18. 深度学习中如何防止过拟合？ 数据层面：数据增强、增加数据量。模型层面：Dropout、权重衰减（L2 正则化）、早停（Early Stopping）、Batch Normalization。训练层面：交叉验证、集成学习、标签平滑。

19. 什么是 FPN（特征金字塔网络）？ FPN 通过自上而下的路径和横向连接，融合不同分辨率的特征图，使检测器能利用多尺度特征。在 YOLOv8 和 Mask R-CNN 中广泛使用，显著提升小目标检测能力。

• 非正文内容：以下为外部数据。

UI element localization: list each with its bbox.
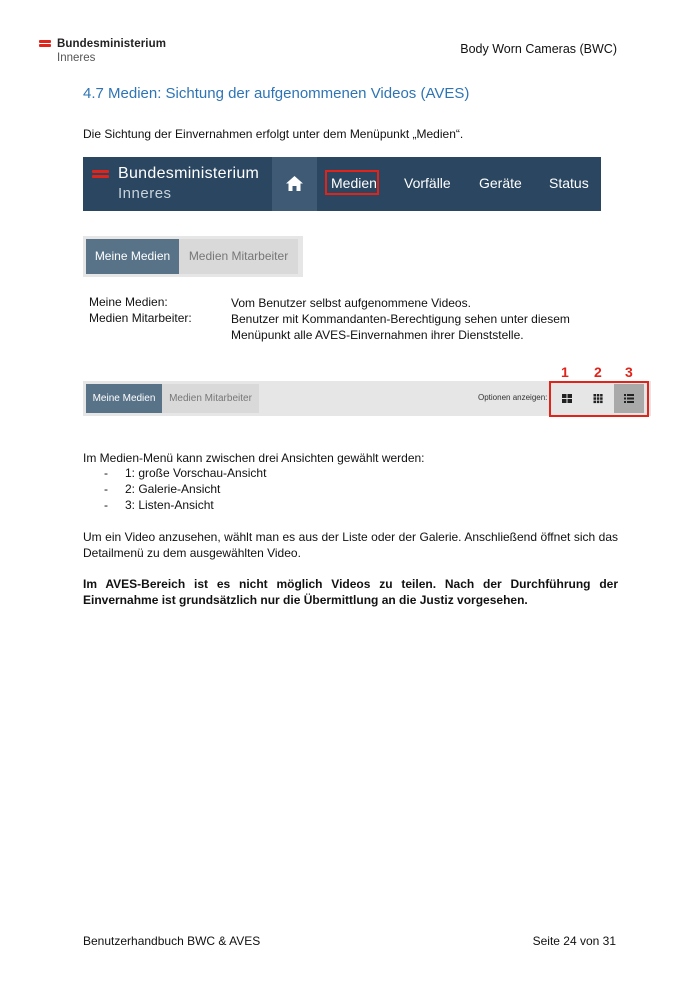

20. 多模态模型的核心思路是什么？ 多模态模型通过统一的表示空间对齐不同模态（文本、图像、音频）。代表工作包括 CLIP（图文对比学习）、BLIP（图文理解与生成）和 GPT-4V（多模态大模型）。关键技术是跨模态注意力机制和对比学习目标。

优点

系统覆盖 NLP 和 CV 的核心技术
提供关键算法的 PyTorch 实现代码
包含从传统方法到最新技术的演进脉络
结合实际应用场景进行解答

缺点

NLP/CV 领域技术更新快，需要持续学习
深度学习需要大量计算资源进行实验
部分概念涉及较深的数学理论
面试中可能涉及模型细节和推导过程

总结

NLP 和 CV 面试需要展示对核心算法原理的理解和实际应用能力。NLP 方向重点掌握 Transformer 架构、预训练模型（BERT/GPT）和文本处理流程；CV 方向重点理解 CNN 架构、目标检测（YOLO 系列）和图像分割。建议通过实际项目积累经验，在面试中结合模型选择、训练技巧和部署方案展示综合能力。

这组题真正考什么

AI 面试题通常在考你是否能把术语和工程落地连起来。
很多题目的关键不在模型名字，而在数据、评估和成本权衡。
答题时如果能提到失败场景和安全边界，会更有深度。

60 秒答题模板

先解释概念本身。
再说它解决什么问题和有什么限制。
最后补工程落地时的指标、成本或风险点。

容易失分的点

只记英文缩写，不会中文解释。
只谈效果，不谈评估和成本。
把不同模型或不同阶段混为一谈。

刷题建议

把模型原理、训练方法、评估方式和工程落地分层复习。
回答 AI 题时尽量同时提到数据、模型、效果和成本。
对热门术语要准备“是什么、解决什么问题、有什么限制”三个层次。

高频追问

这个方法在效果、延迟和成本上的权衡是什么？
如果模型输出不稳定，你会从哪些环节开始排查？
这个概念在企业落地时最容易踩的坑是什么？

复习重点

把每道题的关键词整理成自己的知识树，而不是只背原句。
对容易混淆的概念要做横向比较，例如机制差异、适用边界和性能代价。
复习时优先补“为什么”，其次才是“怎么用”和“记住什么术语”。

面试作答提醒

避免只背英文缩写，尽量用一句中文把核心机制讲明白。
说效果时最好带上评估方式或具体指标。
不确定的模型细节可以明确说明假设前提。